Przyboczna opuszcza Pale wraz z Toolem i oboje zmierzają ku swemu sekretnemu celowi. Z urywków rozmów i opisów z tej sceny, możemy dowiedzieć się co nieco o T’lan Imassach. O ich długowieczności (prawie trzysta tysięcy lat) i służbie Cesarzowi Kellanvedowi (który odnalazł ich Pierwszy Tron). Onos uważa, że wraz z powrotem klanu T’lan Imassów Krona czas diaspory dobiega końca (cokolwiek by to nie oznaczało).

W Pale pozostają Paran i Tattersail. Ta dwójka zbliża się do siebie w błyskawicznym tempie i przed ostatnią stroną rozdziału ląduje w łóżku. Pamiętam, że czytając ten fragment za pierwszym razem, coś mi zgrzytnęło. Przewertowałem poprzednie rozdziały, ale dziwne wrażenie nie mijało – relacje obu tych bohaterów były sztuczne i wymuszone, i trudno było prześledzić, czemu rozwinęły się w tak nieoczekiwanym kierunku.

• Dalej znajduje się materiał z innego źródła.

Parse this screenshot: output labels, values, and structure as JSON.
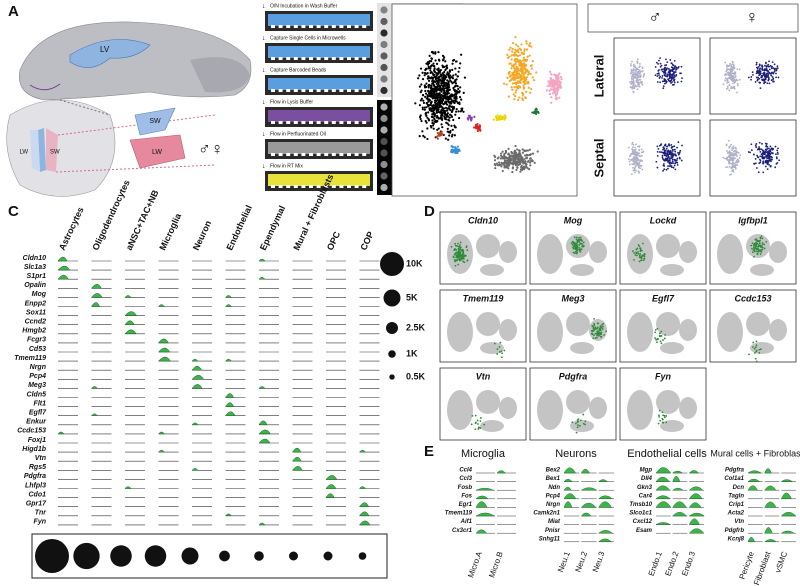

Czytając go drugi raz… odniosłem dokładnie to samo wrażenie. Generalnie, wątki romantyczne nie są najmocniejszą stroną Eriksona i cieszę się, że z reguły od nich stroni, woląc pokazywać inne aspekty ludzkiego współżycia, chociażby żołnierskie ‘braterstwo’ (wraz z humorem), które wychodzi mu o wiele lepiej, albo serdeczną przyjaźń (Szybki Ben i Kalam).

Oczywiście, imperialny kapitan i czarodziejka nie baraszkują przez cały czas: gromadzą informacje i wymieniają się przypuszczeniami, planują. Paran przekazuje Tattersail wiadomość od Loczka - mag-kukiełka wyruszy za Lorn i T’lan Imassem i spróbuje dowiedzieć się czegoś o ich tajnej misji. Ci, którzy czytali następne rozdziały, pamiętają, że nie skończy się to najlepiej.